The title of the homework (# Homework 3)
Your name and Andrew ID

A .md file is written in the Markdown syntax. Refer to this quick reference to learn more about how to format your README file and any conversations on GitHub.

Note: You can preview a Markdown file in VS Code by control/right-clicking its tab and clicking Preview.

Look at the input CSV file

We provided a CSV file called input.csv with some errors.

Write some starter code for reading and writing files

Create a Python file called cleanCSV.py in your repository. For this step, you only need to implement the following funcionalities:

Read the input csv file (input.csv)
Write an output csv file (output.csv)
When you run cleanCSV.py the first time, the output file should be exactly the same as the input file.

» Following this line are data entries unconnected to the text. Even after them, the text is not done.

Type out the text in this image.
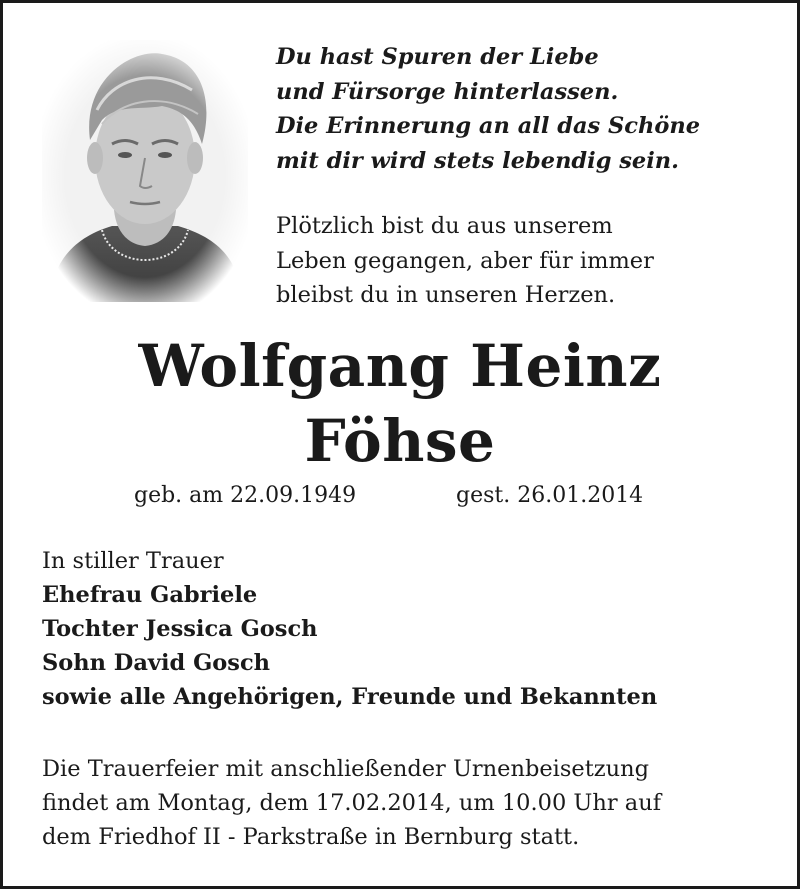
Du hast Spuren der Liebe
und Fürsorge hinterlassen.
Die Erinnerung an all das Schöne
mit dir wird stets lebendig sein.
Plötzlich bist du aus unserem
Leben gegangen, aber für immer
bleibst du in unseren Herzen.
Wolfgang Heinz
Föhse
geb. am 22.09.1949	gest. 26.01.2014
In stiller Trauer
Ehefrau Gabriele
Tochter Jessica Gosch
Sohn David Gosch
sowie alle Angehörigen, Freunde und Bekannten
Die Trauerfeier mit anschließender Urnenbeisetzung
findet am Montag, dem 17.02.2014, um 10.00 Uhr auf
dem Friedhof II - Parkstraße in Bernburg statt.
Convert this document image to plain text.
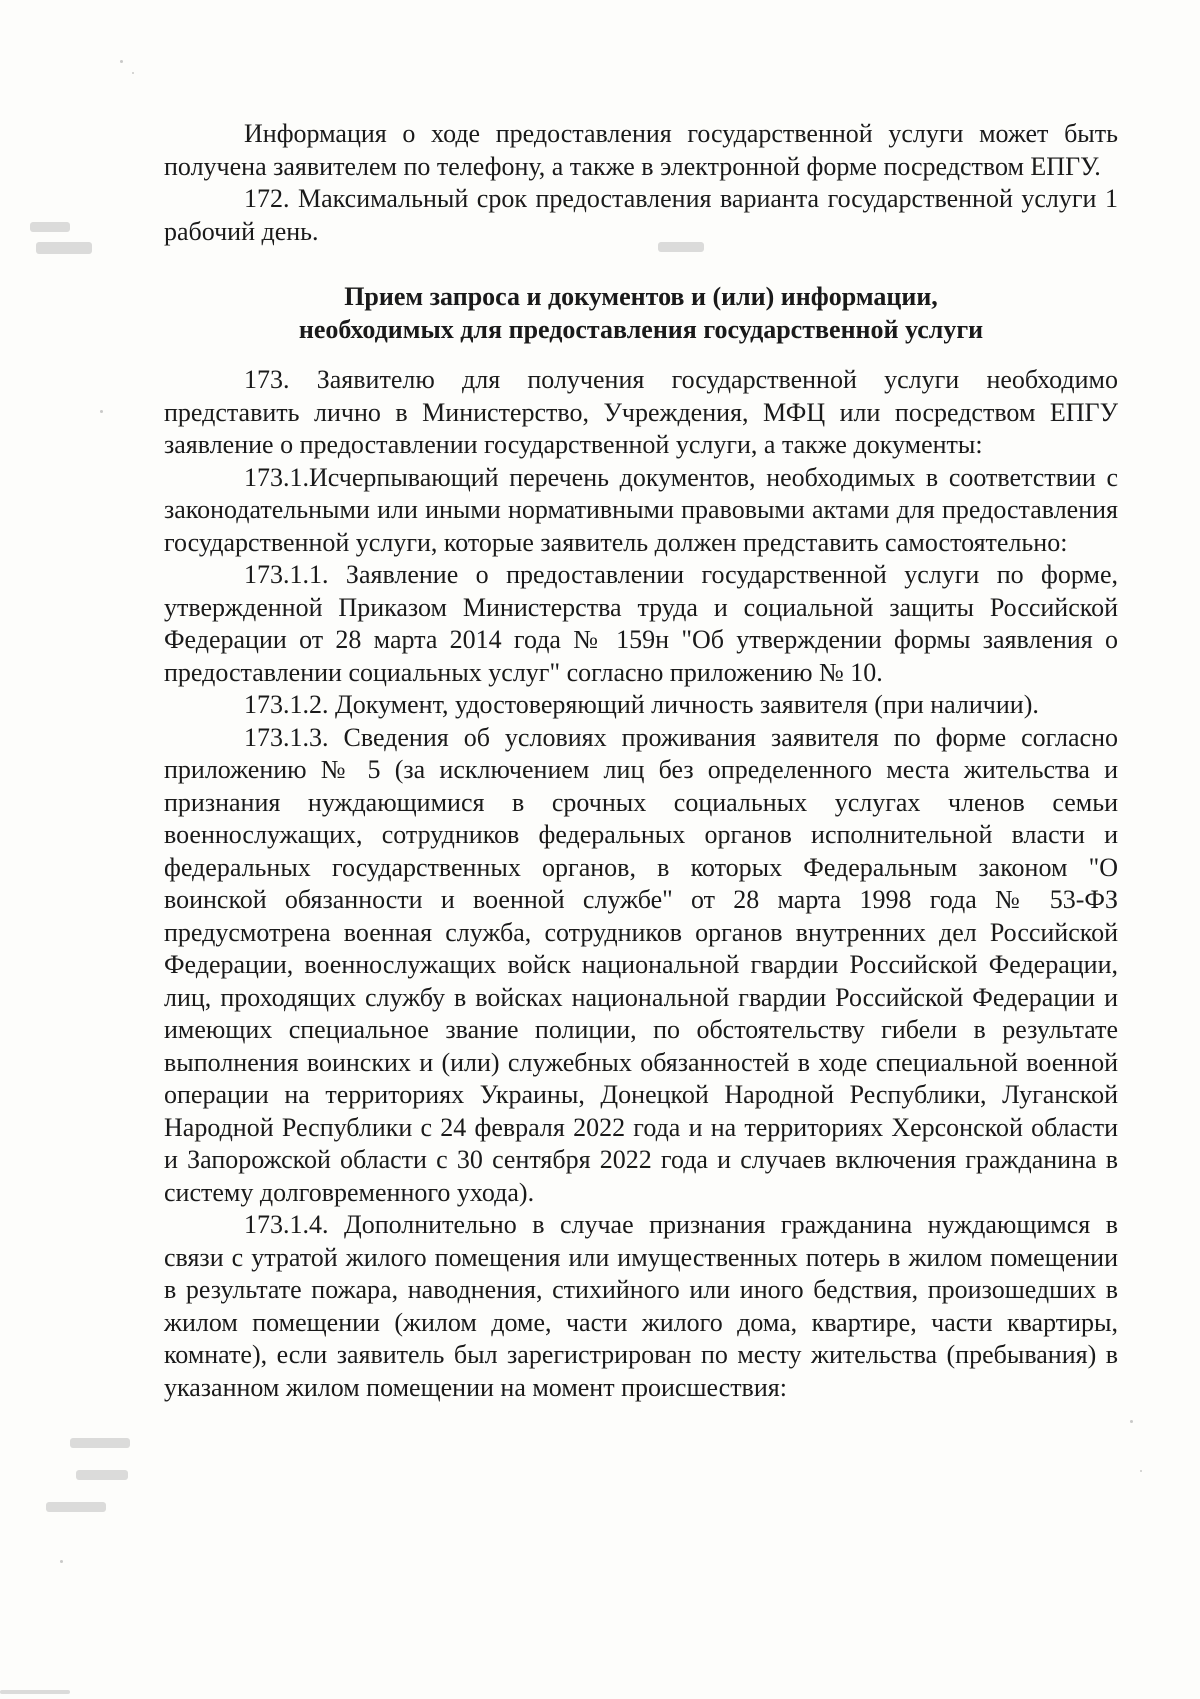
Информация о ходе предоставления государственной услуги может быть получена заявителем по телефону, а также в электронной форме посредством ЕПГУ.

172. Максимальный срок предоставления варианта государственной услуги 1 рабочий день.

Прием запроса и документов и (или) информации,
необходимых для предоставления государственной услуги

173. Заявителю для получения государственной услуги необходимо представить лично в Министерство, Учреждения, МФЦ или посредством ЕПГУ заявление о предоставлении государственной услуги, а также документы:

173.1.Исчерпывающий перечень документов, необходимых в соответствии с законодательными или иными нормативными правовыми актами для предоставления государственной услуги, которые заявитель должен представить самостоятельно:

173.1.1. Заявление о предоставлении государственной услуги по форме, утвержденной Приказом Министерства труда и социальной защиты Российской Федерации от 28 марта 2014 года № 159н "Об утверждении формы заявления о предоставлении социальных услуг" согласно приложению № 10.

173.1.2. Документ, удостоверяющий личность заявителя (при наличии).

173.1.3. Сведения об условиях проживания заявителя по форме согласно приложению № 5 (за исключением лиц без определенного места жительства и признания нуждающимися в срочных социальных услугах членов семьи военнослужащих, сотрудников федеральных органов исполнительной власти и федеральных государственных органов, в которых Федеральным законом "О воинской обязанности и военной службе" от 28 марта 1998 года № 53-ФЗ предусмотрена военная служба, сотрудников органов внутренних дел Российской Федерации, военнослужащих войск национальной гвардии Российской Федерации, лиц, проходящих службу в войсках национальной гвардии Российской Федерации и имеющих специальное звание полиции, по обстоятельству гибели в результате выполнения воинских и (или) служебных обязанностей в ходе специальной военной операции на территориях Украины, Донецкой Народной Республики, Луганской Народной Республики с 24 февраля 2022 года и на территориях Херсонской области и Запорожской области с 30 сентября 2022 года и случаев включения гражданина в систему долговременного ухода).

173.1.4. Дополнительно в случае признания гражданина нуждающимся в связи с утратой жилого помещения или имущественных потерь в жилом помещении в результате пожара, наводнения, стихийного или иного бедствия, произошедших в жилом помещении (жилом доме, части жилого дома, квартире, части квартиры, комнате), если заявитель был зарегистрирован по месту жительства (пребывания) в указанном жилом помещении на момент происшествия:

Identify problems in the uncleaned CSV file

You should identify the problem we have injected into the uncleaned CSV file. We have added two examples of nine types of problems to the file (a total of 18 problems). You should identify them all. Since the file is large, you will be most effective in finding the problems if you search for them programmatically. You might also want to write asserts to help identify problems.

To assist you, here is a full list of problems in input.csv, with a short description of each type of problem. There are 2 instances of each of the problems below:

Full state name
Invalid state code
Extra comma
Date out of range
Decimal instead of an Integer
Add letter added to an Integer
NumString in the place of an Integer
CharString in an Integer
Missing newline

You should paste this list into your README.md and add your findings as you work through this homework. Once you find an instance of a problem type, you should write the input file line numbers where the instance occured under the appropriate category in README.md.

Mitigate issues computationally

Modify cleanCSV.py so it outputs a cleaned csv. You should not repair input.csv by hand. Your program should output as much of the original data as possible, but repair the problems you identified in one of the ways we discussed in class:

Replace garbled data with default values
Use an average of other values in the column
Remove extraneous content
Add missing content
Perform a bespoke/one-off correction. If the input data is irredeemable it is also okay to remove the line.

For each of the problems you identified above, write a very short (e.g. one sentence) justification of the fix to your program. These justifications should explain why the fix you wrote was appropriate for the problem. Write these justifications immediately after each problem in README.md.

Resources

Tips and Suggestions

You might want to combine automated analysis with manual inspection of the input file.
Add assert statements to check for correct types (ie what type should state be?)
Use print statements
The len() function can check the length of a string (e.g. len("cat") == 3)
The isinstance() function can check the type of an input (e.g. assert isinstance(5, int))
You can change the type of variables (e.g. int("4") becomes 4)
As much as possible, try to avoid hard-coding to catch only the errors in the file we give you. Your code should be able to catch similar errors on other sets of data. For example, do not just say: if row == 42, don’t include in new CSV. We want you to use logic, so your code can be applied to any different CSV files and catch the incorrect data.

Deadlines and Deliverables

Due Date:

Friday Feb 14th at 2pm.

You may use up to two (2) late days for each part. To use a late day, simply message us on Slack to let us know that you will be using a late day.

Deliverable: For this assignment, the files that should be included in your repository should be:

README.md
cleanCSV.py
input.csv
output.csv

When you are ready to submit, send a group message to the instructors and TA via Slack.

All deliverables should be committed and pushed to the main branch of your repository on GitHub.